According to the latest OECD data, there are only 5 wealthy industrialized democracies who meet the gabled target of 0.7% of national income contributed as development assistance: Norway (1.07%), Sweden (1.05%), Luxembourg (1.00%), Denmark (%0.85) and the United Kingdom (%0.72). In absolute terms, the UK contributes more foreign aid than the other four 0.7 percenters combined, making it the most important donor in Europe.
These days it is hard to find aid budgets rising, but that is exactly what they did in the UK, with a 27% increase in 2012-13 despite the economic crunch. The factors behind this counter-intuitive trend are basically political: there is a strong consensus among the top political elite of Britain that a big foreign aid footprint is a good thing, because helping others is the right thing to do or -more pragmatically- because it helps the country “punch above its weight” in international affairs. Despite relentless criticism from some corners of the isolationist right at home, and despite a constant questioning of the effectiveness of aid in fostering development, the UK Department for International Development (DFID) not only spends a lot of aid money, but contributes the most of all donors to understanding why aid works or not (disclaimer: ESID is funded by DFID, but we are intellectually independent).

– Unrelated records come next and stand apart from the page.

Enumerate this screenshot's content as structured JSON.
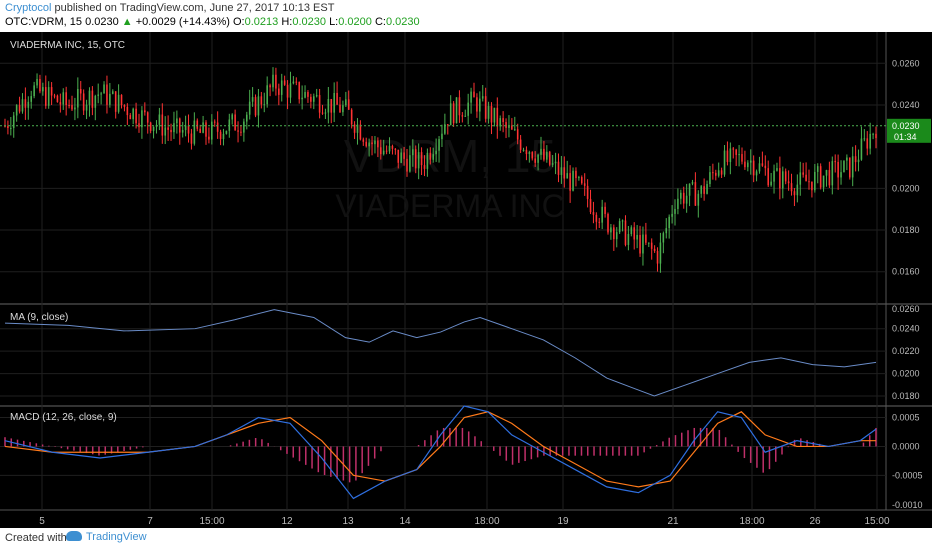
{
  "header": {
    "author": "Cryptocol",
    "published": "published on TradingView.com, June 27, 2017 10:13 EST",
    "symbol": "OTC:VDRM, 15",
    "last": "0.0230",
    "change": "+0.0029 (+14.43%)",
    "o_label": "O:",
    "o": "0.0213",
    "h_label": "H:",
    "h": "0.0230",
    "l_label": "L:",
    "l": "0.0200",
    "c_label": "C:",
    "c": "0.0230"
  },
  "footer": {
    "created": "Created with",
    "brand": "TradingView"
  },
  "colors": {
    "up": "#4caf50",
    "down": "#ff3333",
    "bg": "#000000",
    "ma": "#6a8cc8",
    "macd": "#2f6fe0",
    "signal": "#ff7a1a",
    "hist": "#c0306a",
    "last_line": "#4caf50"
  },
  "chart_data": [
    {
      "type": "candlestick",
      "title": "VIADERMA INC, 15, OTC",
      "watermark_symbol": "VDRM, 15",
      "watermark_name": "VIADERMA INC",
      "ylim": [
        0.0145,
        0.0275
      ],
      "yticks": [
        "0.0260",
        "0.0240",
        "0.0200",
        "0.0180",
        "0.0160"
      ],
      "last_price_label": "0.0230",
      "countdown_label": "01:34",
      "close_points": [
        [
          0,
          0.023
        ],
        [
          0.03,
          0.0248
        ],
        [
          0.07,
          0.024
        ],
        [
          0.11,
          0.0246
        ],
        [
          0.15,
          0.0236
        ],
        [
          0.19,
          0.0228
        ],
        [
          0.23,
          0.0226
        ],
        [
          0.27,
          0.0232
        ],
        [
          0.31,
          0.025
        ],
        [
          0.35,
          0.0244
        ],
        [
          0.39,
          0.0238
        ],
        [
          0.42,
          0.0222
        ],
        [
          0.45,
          0.0215
        ],
        [
          0.48,
          0.0212
        ],
        [
          0.51,
          0.0236
        ],
        [
          0.54,
          0.0242
        ],
        [
          0.57,
          0.023
        ],
        [
          0.6,
          0.022
        ],
        [
          0.63,
          0.021
        ],
        [
          0.66,
          0.02
        ],
        [
          0.69,
          0.0184
        ],
        [
          0.72,
          0.0176
        ],
        [
          0.75,
          0.0168
        ],
        [
          0.77,
          0.0196
        ],
        [
          0.8,
          0.0198
        ],
        [
          0.82,
          0.0212
        ],
        [
          0.85,
          0.0215
        ],
        [
          0.88,
          0.0206
        ],
        [
          0.91,
          0.0202
        ],
        [
          0.94,
          0.0206
        ],
        [
          0.97,
          0.021
        ],
        [
          1.0,
          0.023
        ]
      ]
    },
    {
      "type": "line",
      "title": "MA (9, close)",
      "ylim": [
        0.0172,
        0.0262
      ],
      "yticks": [
        "0.0240",
        "0.0220",
        "0.0200",
        "0.0180"
      ],
      "y_partial_top": "0.0260",
      "points": [
        [
          0,
          0.0245
        ],
        [
          0.08,
          0.0243
        ],
        [
          0.15,
          0.0238
        ],
        [
          0.24,
          0.024
        ],
        [
          0.29,
          0.0248
        ],
        [
          0.34,
          0.0257
        ],
        [
          0.39,
          0.025
        ],
        [
          0.43,
          0.0232
        ],
        [
          0.46,
          0.0228
        ],
        [
          0.49,
          0.0238
        ],
        [
          0.52,
          0.0232
        ],
        [
          0.55,
          0.0237
        ],
        [
          0.58,
          0.0246
        ],
        [
          0.6,
          0.025
        ],
        [
          0.64,
          0.024
        ],
        [
          0.68,
          0.023
        ],
        [
          0.72,
          0.0214
        ],
        [
          0.76,
          0.0196
        ],
        [
          0.79,
          0.0188
        ],
        [
          0.82,
          0.018
        ],
        [
          0.86,
          0.019
        ],
        [
          0.9,
          0.02
        ],
        [
          0.94,
          0.021
        ],
        [
          0.98,
          0.0214
        ],
        [
          1.02,
          0.0208
        ],
        [
          1.06,
          0.0206
        ],
        [
          1.1,
          0.021
        ]
      ]
    },
    {
      "type": "line",
      "title": "MACD (12, 26, close, 9)",
      "ylim": [
        -0.0011,
        0.0007
      ],
      "yticks": [
        "0.0005",
        "0.0000",
        "-0.0005"
      ],
      "y_partial_bottom": "-0.0010",
      "series": [
        "MACD",
        "Signal",
        "Histogram"
      ],
      "macd_points": [
        [
          0,
          0.0001
        ],
        [
          0.06,
          -0.0001
        ],
        [
          0.12,
          -0.0002
        ],
        [
          0.18,
          -0.0001
        ],
        [
          0.24,
          0.0
        ],
        [
          0.28,
          0.0002
        ],
        [
          0.32,
          0.0005
        ],
        [
          0.36,
          0.0004
        ],
        [
          0.4,
          -0.0002
        ],
        [
          0.44,
          -0.0009
        ],
        [
          0.48,
          -0.0006
        ],
        [
          0.52,
          -0.0004
        ],
        [
          0.55,
          0.0002
        ],
        [
          0.58,
          0.0007
        ],
        [
          0.61,
          0.0006
        ],
        [
          0.64,
          0.0002
        ],
        [
          0.68,
          -0.0001
        ],
        [
          0.72,
          -0.0004
        ],
        [
          0.76,
          -0.0007
        ],
        [
          0.8,
          -0.0008
        ],
        [
          0.84,
          -0.0005
        ],
        [
          0.87,
          0.0001
        ],
        [
          0.9,
          0.0006
        ],
        [
          0.93,
          0.0005
        ],
        [
          0.96,
          -0.0001
        ],
        [
          1.0,
          0.0001
        ],
        [
          1.04,
          0.0
        ],
        [
          1.08,
          0.0001
        ],
        [
          1.1,
          0.0003
        ]
      ],
      "signal_points": [
        [
          0,
          0.0
        ],
        [
          0.06,
          -0.0001
        ],
        [
          0.12,
          -0.0001
        ],
        [
          0.18,
          -0.0001
        ],
        [
          0.24,
          0.0
        ],
        [
          0.28,
          0.0002
        ],
        [
          0.32,
          0.0004
        ],
        [
          0.36,
          0.0005
        ],
        [
          0.4,
          0.0001
        ],
        [
          0.44,
          -0.0005
        ],
        [
          0.48,
          -0.0006
        ],
        [
          0.52,
          -0.0004
        ],
        [
          0.55,
          0.0
        ],
        [
          0.58,
          0.0005
        ],
        [
          0.61,
          0.0006
        ],
        [
          0.64,
          0.0004
        ],
        [
          0.68,
          0.0
        ],
        [
          0.72,
          -0.0003
        ],
        [
          0.76,
          -0.0006
        ],
        [
          0.8,
          -0.0007
        ],
        [
          0.84,
          -0.0006
        ],
        [
          0.87,
          -0.0001
        ],
        [
          0.9,
          0.0004
        ],
        [
          0.93,
          0.0006
        ],
        [
          0.96,
          0.0002
        ],
        [
          1.0,
          0.0
        ],
        [
          1.04,
          0.0
        ],
        [
          1.08,
          0.0001
        ],
        [
          1.1,
          0.0001
        ]
      ]
    }
  ],
  "x_axis": {
    "ticks": [
      "5",
      "7",
      "15:00",
      "12",
      "13",
      "14",
      "18:00",
      "19",
      "21",
      "18:00",
      "26",
      "15:00"
    ]
  }
}
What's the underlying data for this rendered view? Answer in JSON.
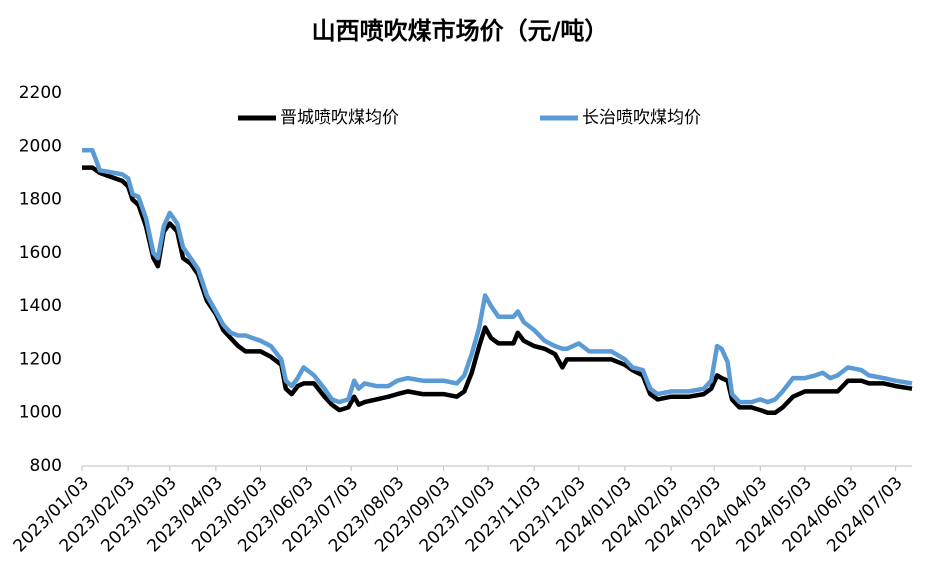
{
  "chart_data": {
    "type": "line",
    "title": "山西喷吹煤市场价（元/吨）",
    "x": [
      "2023/01/03",
      "2023/01/10",
      "2023/01/15",
      "2023/01/20",
      "2023/01/30",
      "2023/02/03",
      "2023/02/06",
      "2023/02/10",
      "2023/02/15",
      "2023/02/20",
      "2023/02/23",
      "2023/02/27",
      "2023/03/03",
      "2023/03/08",
      "2023/03/12",
      "2023/03/17",
      "2023/03/22",
      "2023/03/28",
      "2023/04/03",
      "2023/04/08",
      "2023/04/13",
      "2023/04/18",
      "2023/04/23",
      "2023/05/03",
      "2023/05/10",
      "2023/05/17",
      "2023/05/20",
      "2023/05/24",
      "2023/05/28",
      "2023/06/01",
      "2023/06/08",
      "2023/06/15",
      "2023/06/20",
      "2023/06/25",
      "2023/07/01",
      "2023/07/05",
      "2023/07/08",
      "2023/07/12",
      "2023/07/20",
      "2023/07/28",
      "2023/08/03",
      "2023/08/10",
      "2023/08/20",
      "2023/09/03",
      "2023/09/12",
      "2023/09/17",
      "2023/09/22",
      "2023/09/27",
      "2023/10/01",
      "2023/10/05",
      "2023/10/10",
      "2023/10/20",
      "2023/10/23",
      "2023/10/27",
      "2023/11/03",
      "2023/11/10",
      "2023/11/17",
      "2023/11/22",
      "2023/11/25",
      "2023/12/03",
      "2023/12/10",
      "2023/12/25",
      "2024/01/03",
      "2024/01/08",
      "2024/01/15",
      "2024/01/20",
      "2024/01/25",
      "2024/02/03",
      "2024/02/15",
      "2024/02/25",
      "2024/03/01",
      "2024/03/05",
      "2024/03/08",
      "2024/03/12",
      "2024/03/15",
      "2024/03/20",
      "2024/03/28",
      "2024/04/03",
      "2024/04/08",
      "2024/04/13",
      "2024/04/18",
      "2024/04/25",
      "2024/05/03",
      "2024/05/10",
      "2024/05/15",
      "2024/05/20",
      "2024/05/25",
      "2024/06/01",
      "2024/06/10",
      "2024/06/15",
      "2024/06/25",
      "2024/07/03",
      "2024/07/14"
    ],
    "series": [
      {
        "name": "晋城喷吹煤均价",
        "color": "#000000",
        "values": [
          1920,
          1920,
          1900,
          1890,
          1870,
          1850,
          1800,
          1780,
          1700,
          1580,
          1550,
          1680,
          1710,
          1680,
          1580,
          1560,
          1520,
          1420,
          1370,
          1310,
          1280,
          1250,
          1230,
          1230,
          1210,
          1180,
          1090,
          1070,
          1100,
          1110,
          1110,
          1060,
          1030,
          1010,
          1020,
          1060,
          1030,
          1040,
          1050,
          1060,
          1070,
          1080,
          1070,
          1070,
          1060,
          1080,
          1150,
          1250,
          1320,
          1280,
          1260,
          1260,
          1300,
          1270,
          1250,
          1240,
          1220,
          1170,
          1200,
          1200,
          1200,
          1200,
          1180,
          1160,
          1140,
          1070,
          1050,
          1060,
          1060,
          1070,
          1090,
          1140,
          1130,
          1120,
          1050,
          1020,
          1020,
          1010,
          1000,
          1000,
          1020,
          1060,
          1080,
          1080,
          1080,
          1080,
          1080,
          1120,
          1120,
          1110,
          1110,
          1100,
          1090
        ]
      },
      {
        "name": "长治喷吹煤均价",
        "color": "#5b9bd5",
        "values": [
          1985,
          1985,
          1910,
          1905,
          1895,
          1880,
          1820,
          1810,
          1730,
          1600,
          1580,
          1700,
          1750,
          1710,
          1620,
          1580,
          1540,
          1440,
          1380,
          1330,
          1300,
          1290,
          1290,
          1270,
          1250,
          1200,
          1120,
          1100,
          1130,
          1170,
          1140,
          1090,
          1050,
          1040,
          1050,
          1120,
          1090,
          1110,
          1100,
          1100,
          1120,
          1130,
          1120,
          1120,
          1110,
          1140,
          1220,
          1320,
          1440,
          1400,
          1360,
          1360,
          1380,
          1340,
          1310,
          1270,
          1250,
          1240,
          1240,
          1260,
          1230,
          1230,
          1200,
          1170,
          1160,
          1090,
          1070,
          1080,
          1080,
          1090,
          1120,
          1250,
          1240,
          1190,
          1070,
          1040,
          1040,
          1050,
          1040,
          1050,
          1080,
          1130,
          1130,
          1140,
          1150,
          1130,
          1140,
          1170,
          1160,
          1140,
          1130,
          1120,
          1110
        ]
      }
    ],
    "xlim": [
      "2023/01/03",
      "2024/07/14"
    ],
    "xticks": [
      "2023/01/03",
      "2023/02/03",
      "2023/03/03",
      "2023/04/03",
      "2023/05/03",
      "2023/06/03",
      "2023/07/03",
      "2023/08/03",
      "2023/09/03",
      "2023/10/03",
      "2023/11/03",
      "2023/12/03",
      "2024/01/03",
      "2024/02/03",
      "2024/03/03",
      "2024/04/03",
      "2024/05/03",
      "2024/06/03",
      "2024/07/03"
    ],
    "ylim": [
      800,
      2200
    ],
    "yticks": [
      800,
      1000,
      1200,
      1400,
      1600,
      1800,
      2000,
      2200
    ],
    "grid": false,
    "legend": "top"
  }
}
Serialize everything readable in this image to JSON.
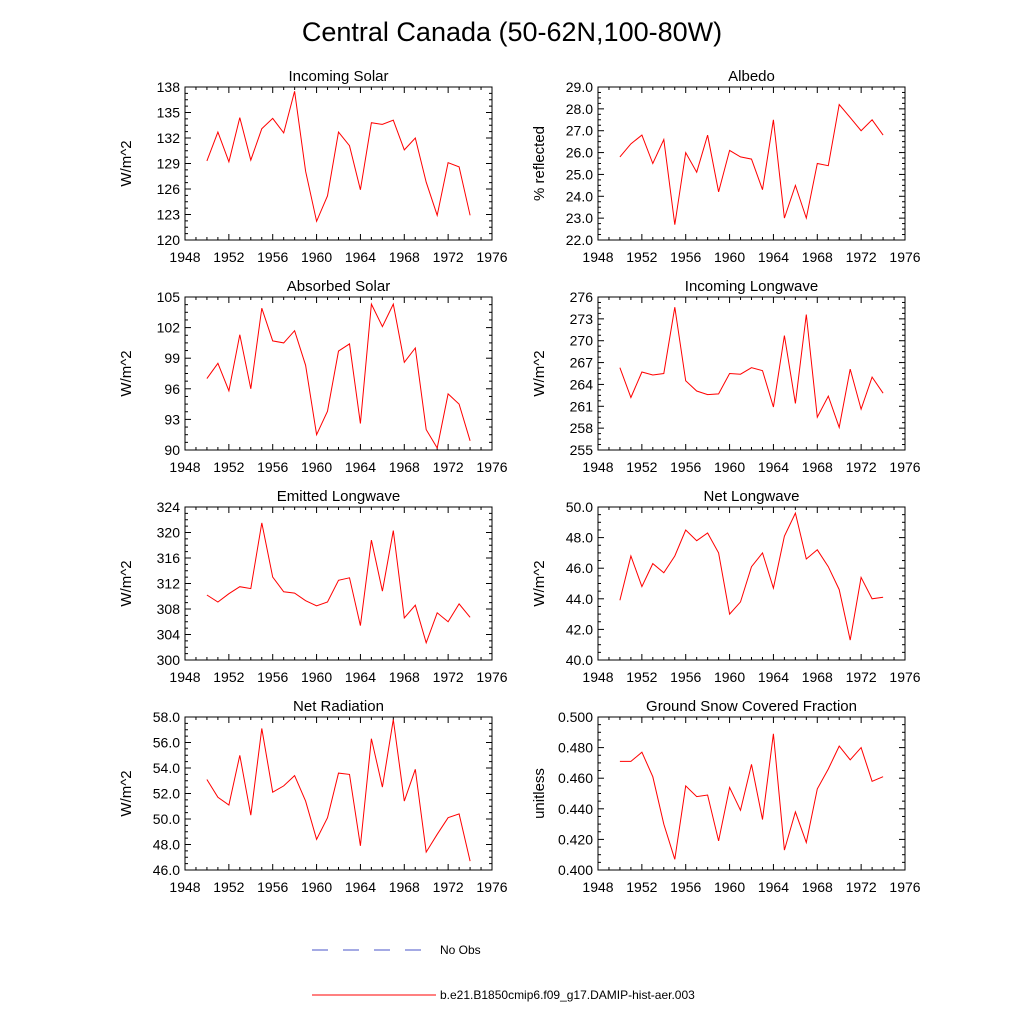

All of this explains why I work in Britain and not in the United States, where aid is the punching bag of Congress, or Spain, where aid is a feel-good bureaucratic mess: ESID would not -could not- exist in either of those countries, and even if it did the chances are no-one would have hired a foreign political scientist for an applied development studies position. Much of my research entails questioning or criticizing DFID in one way or another, but at the end of the day they are the cream of the crop: the UK is more often than not an aid leader, and that is something to be celebrated.